Interesting for storytellers
Among the many attempts to discover the origins of the name, Elder is traced back to the Goddess Holla, and in German folklore, is known after Mother Hulda (or as Frau Holle). Candlemass Festival on 2 February is also a festival in celebration of Frau Holle, who is said to have lived in ‘Holler’. She brings light and shade to the ceremony and shows the ‘golden path’. From June to July, light-colored Elder blossoms gleam in the sunshine, while dark berries ripen in the shade from August to September.

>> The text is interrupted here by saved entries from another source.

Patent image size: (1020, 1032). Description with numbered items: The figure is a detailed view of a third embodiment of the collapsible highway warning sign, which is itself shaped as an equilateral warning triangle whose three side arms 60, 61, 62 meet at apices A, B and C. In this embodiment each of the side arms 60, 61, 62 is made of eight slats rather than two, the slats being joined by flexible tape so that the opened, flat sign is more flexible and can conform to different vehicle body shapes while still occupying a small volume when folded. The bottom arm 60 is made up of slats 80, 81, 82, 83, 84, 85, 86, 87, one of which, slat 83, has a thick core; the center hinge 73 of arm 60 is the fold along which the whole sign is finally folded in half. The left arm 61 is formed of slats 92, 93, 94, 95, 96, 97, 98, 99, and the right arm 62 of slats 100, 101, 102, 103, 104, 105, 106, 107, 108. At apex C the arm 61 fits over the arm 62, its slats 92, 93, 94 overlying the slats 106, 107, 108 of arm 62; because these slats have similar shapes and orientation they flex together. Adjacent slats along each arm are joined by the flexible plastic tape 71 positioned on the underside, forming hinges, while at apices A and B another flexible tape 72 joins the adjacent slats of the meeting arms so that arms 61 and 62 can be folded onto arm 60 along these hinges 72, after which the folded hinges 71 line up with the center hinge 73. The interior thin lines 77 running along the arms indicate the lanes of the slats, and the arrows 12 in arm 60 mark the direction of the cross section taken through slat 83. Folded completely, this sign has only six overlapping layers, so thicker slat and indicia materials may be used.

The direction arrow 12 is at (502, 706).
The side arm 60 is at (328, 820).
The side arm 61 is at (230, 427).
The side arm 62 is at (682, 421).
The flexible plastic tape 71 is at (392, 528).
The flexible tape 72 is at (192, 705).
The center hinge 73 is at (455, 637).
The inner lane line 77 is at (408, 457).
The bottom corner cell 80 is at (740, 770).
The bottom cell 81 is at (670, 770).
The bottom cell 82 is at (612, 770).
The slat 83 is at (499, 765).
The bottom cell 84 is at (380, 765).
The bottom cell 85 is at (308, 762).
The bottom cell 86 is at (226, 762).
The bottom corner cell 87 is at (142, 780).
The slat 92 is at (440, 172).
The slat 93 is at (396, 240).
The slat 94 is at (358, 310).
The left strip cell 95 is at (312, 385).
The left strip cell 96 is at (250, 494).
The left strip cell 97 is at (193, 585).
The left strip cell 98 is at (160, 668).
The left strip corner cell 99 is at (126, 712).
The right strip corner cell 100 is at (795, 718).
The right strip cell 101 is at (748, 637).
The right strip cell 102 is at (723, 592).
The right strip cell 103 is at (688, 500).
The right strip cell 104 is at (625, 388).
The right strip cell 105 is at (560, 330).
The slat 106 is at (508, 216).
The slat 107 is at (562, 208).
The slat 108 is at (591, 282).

According to folklore the hollow branches of the Elder bush can help absorb distress and a bad atmosphere. What’s more, they reportedly help us make contact with our ancestors. Elder is also associated with plants, animals and ethereal creatures, hence evoking the patron Goddess Holle.
Practical for woodcrafts
Some say that the Latin species name is derived from ‘sambuka’, an antique flute, which was made from branches. Naturally, you can still make a musical flute by scratching out the soft center from the hollow insides of Elder branches.
Prized by healers
Elder really does do the trick. For instance, it contains the flavonoids rutin, isoquercitrin, quercitrin and hyperoside. It also contains essential oil, mucilage and caffeic acid derivatives.
The fruits are antioxidizing and anti-viral. The fruit acids contain Vitamin C and folic acids. Elder is, for example, also used to treat common colds and feverish catarrh invading the respiratory tracts. It promotes perspiration, helping counteract fever, stimulating bronchial secretion and is an immunotherapeutic agent.
A fine gourmet ingredient
Elder blossom in pastries or Elder soup, Elderflower champagne, Elderflower juice or syrup ... there are numerous recipes to prepare something simple but special, using the fragrant Elder blossoms or healthy berries.